Effective synchronisation of infant respiratory effort with mechanical ventilation may allow adequate gas exchange to occur at lower peak airway pressures, potentially reducing barotrauma and volutrauma and development of air leaks and bronchopulmonary dysplasia. During neurally adjusted ventilatory assist ventilation (NAVA), respiratory support is initiated upon detection of an electrical signal from the diaphragm muscle, and pressure is provided in proportion to and synchronous with electrical activity of the diaphragm (EADi). Compared to other modes of triggered ventilation, this may provide advantages in improving synchrony.
• To determine whether NAVA, when used as a primary or rescue mode of ventilation, results in reduced rates of bronchopulmonary dysplasia (BPD) or death among term and preterm newborn infants compared to other forms of triggered ventilation
• To assess the safety of NAVA by determining whether it leads to greater risk of intraventricular haemorrhage (IVH), periventricular leukomalacia, or air leaks when compared to other forms of triggered ventilation
• To determine whether benefits of NAVA differ by gestational age (term or preterm)
• To determine whether outcomes of cross-over trials performed during the first two weeks of life include peak pressure requirements, episodes of hypocarbia or hypercarbia, oxygenation index, and the work of breathing
We performed searches of the Cochrane Central Register of Controlled Trials (CENTRAL) in the Cohrane Library; MEDLINE via Ovid SP (January 1966 to March 2017); Embase via Ovid SP (January 1980 to March 2017); the Cumulative Index to Nursing and Allied Health Literature (CINAHL) via EBSCO host (1982 to March 2017); and the Web of Science (1985 to 2017).
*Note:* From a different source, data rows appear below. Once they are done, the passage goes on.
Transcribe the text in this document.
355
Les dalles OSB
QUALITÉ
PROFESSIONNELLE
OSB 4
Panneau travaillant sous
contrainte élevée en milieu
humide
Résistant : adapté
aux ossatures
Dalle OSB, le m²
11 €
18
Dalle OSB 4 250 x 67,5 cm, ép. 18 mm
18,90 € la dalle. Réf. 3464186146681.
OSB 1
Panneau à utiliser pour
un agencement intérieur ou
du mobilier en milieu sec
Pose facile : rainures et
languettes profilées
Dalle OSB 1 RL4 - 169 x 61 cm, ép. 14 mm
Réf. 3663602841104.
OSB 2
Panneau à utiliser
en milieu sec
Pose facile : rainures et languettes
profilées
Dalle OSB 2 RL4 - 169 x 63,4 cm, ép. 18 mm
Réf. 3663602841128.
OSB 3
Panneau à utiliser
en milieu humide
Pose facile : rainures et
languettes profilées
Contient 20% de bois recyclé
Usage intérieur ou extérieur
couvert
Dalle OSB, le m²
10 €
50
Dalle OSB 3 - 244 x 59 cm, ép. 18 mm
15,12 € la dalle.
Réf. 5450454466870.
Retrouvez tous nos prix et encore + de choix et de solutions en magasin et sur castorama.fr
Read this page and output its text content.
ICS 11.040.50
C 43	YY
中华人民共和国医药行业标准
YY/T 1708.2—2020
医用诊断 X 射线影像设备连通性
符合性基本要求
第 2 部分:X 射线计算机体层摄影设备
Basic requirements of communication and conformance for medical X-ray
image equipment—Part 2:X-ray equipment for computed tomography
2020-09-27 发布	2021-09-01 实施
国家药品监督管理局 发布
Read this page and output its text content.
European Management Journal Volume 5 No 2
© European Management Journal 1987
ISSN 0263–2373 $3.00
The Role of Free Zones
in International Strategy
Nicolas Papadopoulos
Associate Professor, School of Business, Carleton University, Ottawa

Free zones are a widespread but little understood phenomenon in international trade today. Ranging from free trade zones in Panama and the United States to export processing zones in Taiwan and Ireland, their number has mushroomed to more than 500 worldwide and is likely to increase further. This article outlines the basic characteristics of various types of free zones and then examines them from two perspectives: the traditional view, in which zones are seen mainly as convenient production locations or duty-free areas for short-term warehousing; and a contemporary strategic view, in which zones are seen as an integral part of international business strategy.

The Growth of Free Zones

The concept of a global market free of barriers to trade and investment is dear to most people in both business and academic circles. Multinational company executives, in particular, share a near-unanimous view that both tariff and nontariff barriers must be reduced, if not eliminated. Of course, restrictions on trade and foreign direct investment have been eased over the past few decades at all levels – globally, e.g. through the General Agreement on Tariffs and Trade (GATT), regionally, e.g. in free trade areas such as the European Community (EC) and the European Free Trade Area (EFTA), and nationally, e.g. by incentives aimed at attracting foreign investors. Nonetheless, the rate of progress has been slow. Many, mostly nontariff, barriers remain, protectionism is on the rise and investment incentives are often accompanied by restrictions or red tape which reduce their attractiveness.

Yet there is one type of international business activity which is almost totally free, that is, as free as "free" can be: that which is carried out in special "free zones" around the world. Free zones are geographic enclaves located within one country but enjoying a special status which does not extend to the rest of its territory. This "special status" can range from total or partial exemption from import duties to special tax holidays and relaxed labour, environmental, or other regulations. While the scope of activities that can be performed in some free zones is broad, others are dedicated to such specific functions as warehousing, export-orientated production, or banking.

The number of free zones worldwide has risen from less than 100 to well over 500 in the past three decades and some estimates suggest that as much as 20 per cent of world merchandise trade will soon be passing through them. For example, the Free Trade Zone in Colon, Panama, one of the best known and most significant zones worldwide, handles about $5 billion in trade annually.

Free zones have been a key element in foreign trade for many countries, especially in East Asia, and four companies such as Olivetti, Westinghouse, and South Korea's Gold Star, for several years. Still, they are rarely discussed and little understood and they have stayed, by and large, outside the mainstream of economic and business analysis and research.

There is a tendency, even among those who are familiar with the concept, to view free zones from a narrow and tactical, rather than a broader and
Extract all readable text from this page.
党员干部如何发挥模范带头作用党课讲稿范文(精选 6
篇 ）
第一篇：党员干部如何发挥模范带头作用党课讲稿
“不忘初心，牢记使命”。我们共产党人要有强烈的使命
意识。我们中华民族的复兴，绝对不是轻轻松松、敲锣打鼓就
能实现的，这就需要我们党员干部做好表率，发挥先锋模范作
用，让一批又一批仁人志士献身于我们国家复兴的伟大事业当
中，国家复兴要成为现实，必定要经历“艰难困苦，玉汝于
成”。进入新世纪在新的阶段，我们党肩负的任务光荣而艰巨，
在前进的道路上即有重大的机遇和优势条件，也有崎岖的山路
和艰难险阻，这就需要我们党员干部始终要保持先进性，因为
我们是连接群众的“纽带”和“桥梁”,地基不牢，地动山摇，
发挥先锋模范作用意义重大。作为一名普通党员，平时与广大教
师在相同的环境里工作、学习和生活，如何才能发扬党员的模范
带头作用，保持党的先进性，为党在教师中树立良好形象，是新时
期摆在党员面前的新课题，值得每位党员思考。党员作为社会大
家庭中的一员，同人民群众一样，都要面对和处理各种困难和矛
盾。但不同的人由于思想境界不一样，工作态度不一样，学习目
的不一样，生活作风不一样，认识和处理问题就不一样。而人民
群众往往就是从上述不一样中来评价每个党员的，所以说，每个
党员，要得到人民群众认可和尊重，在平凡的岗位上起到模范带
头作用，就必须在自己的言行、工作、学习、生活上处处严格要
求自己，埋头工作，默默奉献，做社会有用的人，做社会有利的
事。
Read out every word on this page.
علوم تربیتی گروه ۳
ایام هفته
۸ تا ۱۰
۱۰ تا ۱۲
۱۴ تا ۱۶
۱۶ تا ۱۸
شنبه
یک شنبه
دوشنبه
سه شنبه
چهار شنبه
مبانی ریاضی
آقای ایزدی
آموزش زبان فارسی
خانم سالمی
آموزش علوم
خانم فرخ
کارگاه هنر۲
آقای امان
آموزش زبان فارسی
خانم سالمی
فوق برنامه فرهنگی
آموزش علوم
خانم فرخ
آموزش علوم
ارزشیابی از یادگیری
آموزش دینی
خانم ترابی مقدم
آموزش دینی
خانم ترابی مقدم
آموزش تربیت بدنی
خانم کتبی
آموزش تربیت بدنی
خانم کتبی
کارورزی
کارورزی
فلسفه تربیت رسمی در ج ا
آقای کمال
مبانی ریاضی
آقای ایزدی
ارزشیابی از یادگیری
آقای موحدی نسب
We searched abstracts from annual meetings of the Pediatric Academic Societies (PAS) (2000 to 2016); meetings of the European Society of Pediatric Research (published in Pediatric Research); and meetings of the Perinatal Society of Australia and New Zealand (PSANZ) (2005 to 2016). We also searched clinical trials databases to March 2017.
We included randomised and quasi-randomised clinical trials including cross-over trials comparing NAVA with other modes of triggered ventilation (assist control ventilation (ACV),synchronous intermittent mandatory ventilation plus pressure support (SIMV ± PS), pressure support ventilation (PSV), or proportional assist ventilation (PAV)) used in neonates.
Primary outcomes of interest from randomised controlled trials were all-cause mortality, bronchopulmonary dysplasia (BPD; defined as oxygen requirement at 28 days), and a combined outcome of all-cause mortality or BPD. Secondary outcomes were duration of mechanical ventilation, incidence of air leak, incidence of IVH or periventricular leukomalacia, and survival with an oxygen requirement at 36 weeks' postmenstrual age.
Outcomes of interest from cross-over trials were maximum fraction of inspired oxygen, mean peak inspiratory pressure, episodes of hypocarbia, and episodes of hypercarbia measured across the time period of each arm of the cross-over. We planned to assess work of breathing; oxygenation index, and thoraco-abdominal asynchrony at the end of the time period of each arm of the cross-over study.
We included one randomised controlled study comparing NAVA versus patient-triggered time-cycled pressure-limited ventilation. This study found no significant difference in duration of mechanical ventilation, nor in rates of BPD, pneumothorax, or IVH.